Workers booed several times during the speech by Volkswagen management, especially when Blume talked about growing up in the area and Wolfsburg being his spiritual home. Labor Minister Heil urged all parties to find a solution that does not include plant closures or forced layoffs to ensure that future investment can support Germany's industrial sector. Union officials said that if the two sides do not reach an agreement in negotiations next week, workers may increase pressure, leading to longer or even indefinite strikes.
On September 2 this year, Volkswagen issued a statement saying that in order to further cut expenses, the company is considering closing one of its car manufacturing plants and a parts plant in Germany. This will be the first time Volkswagen has closed a factory in Germany since its founding in 1926. The closure and forced layoffs of German domestic factories will be completed by 2026. On October 29, Volkswagen Group's works council informed employees on the 28th that management plans to close at least three plants in Germany, lay off tens of thousands of employees and shrink the size of all its remaining plants in Germany.

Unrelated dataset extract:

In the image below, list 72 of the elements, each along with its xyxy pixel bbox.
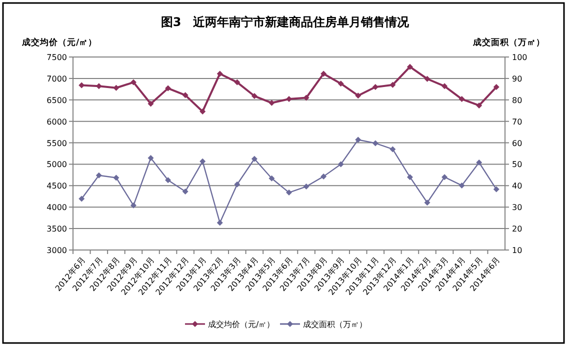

The board of directors of Volkswagen in Germany has formulated a plan to save about 4 billion euros on underperforming passenger car brands. These proposals include a 10% cut in employees' monthly salaries, a suspension of wage increases in 2025 and 2026, and the closure of some German plants.
In November this year, the IG Metall union proposed a plan to Volkswagen to save 1.5 billion euros, including giving up bonuses in 2025 and 2026 and using part of the wage increase brought about by age to establish a fund to reduce working hours during periods of overcapacity. However, Volkswagen rejected the proposal, saying it could only provide short-term relief, which forced the union to take strike action.
Volkswagen is facing the challenge of declining performance. In the first three quarters of this year, Volkswagen Group's revenue increased from 235.102 billion euros in the same period last year to 237.279 billion euros; but operating profit dropped sharply from 16.241 billion euros in the same period last year to 12.907 billion euros; operating profit margin also shrank from 7.0% in the same period last year to 5.4%. Among them, the operating profit margin of Volkswagen, the core brand of Volkswagen Group, was only 2.1%.
At present, due to weak demand in the European auto market and the slower-than-expected popularity of electric vehicles, the European auto industry is in turmoil, and thousands of jobs at automakers and their suppliers are at risk. In addition to Volkswagen, many automakers and suppliers are also planning layoffs. According to incomplete statistics from the First Financial reporter, eight companies, including Volkswagen, Audi, Ford, Stellantis and four parts giants, will lay off a total of about 50,000 people in Europe.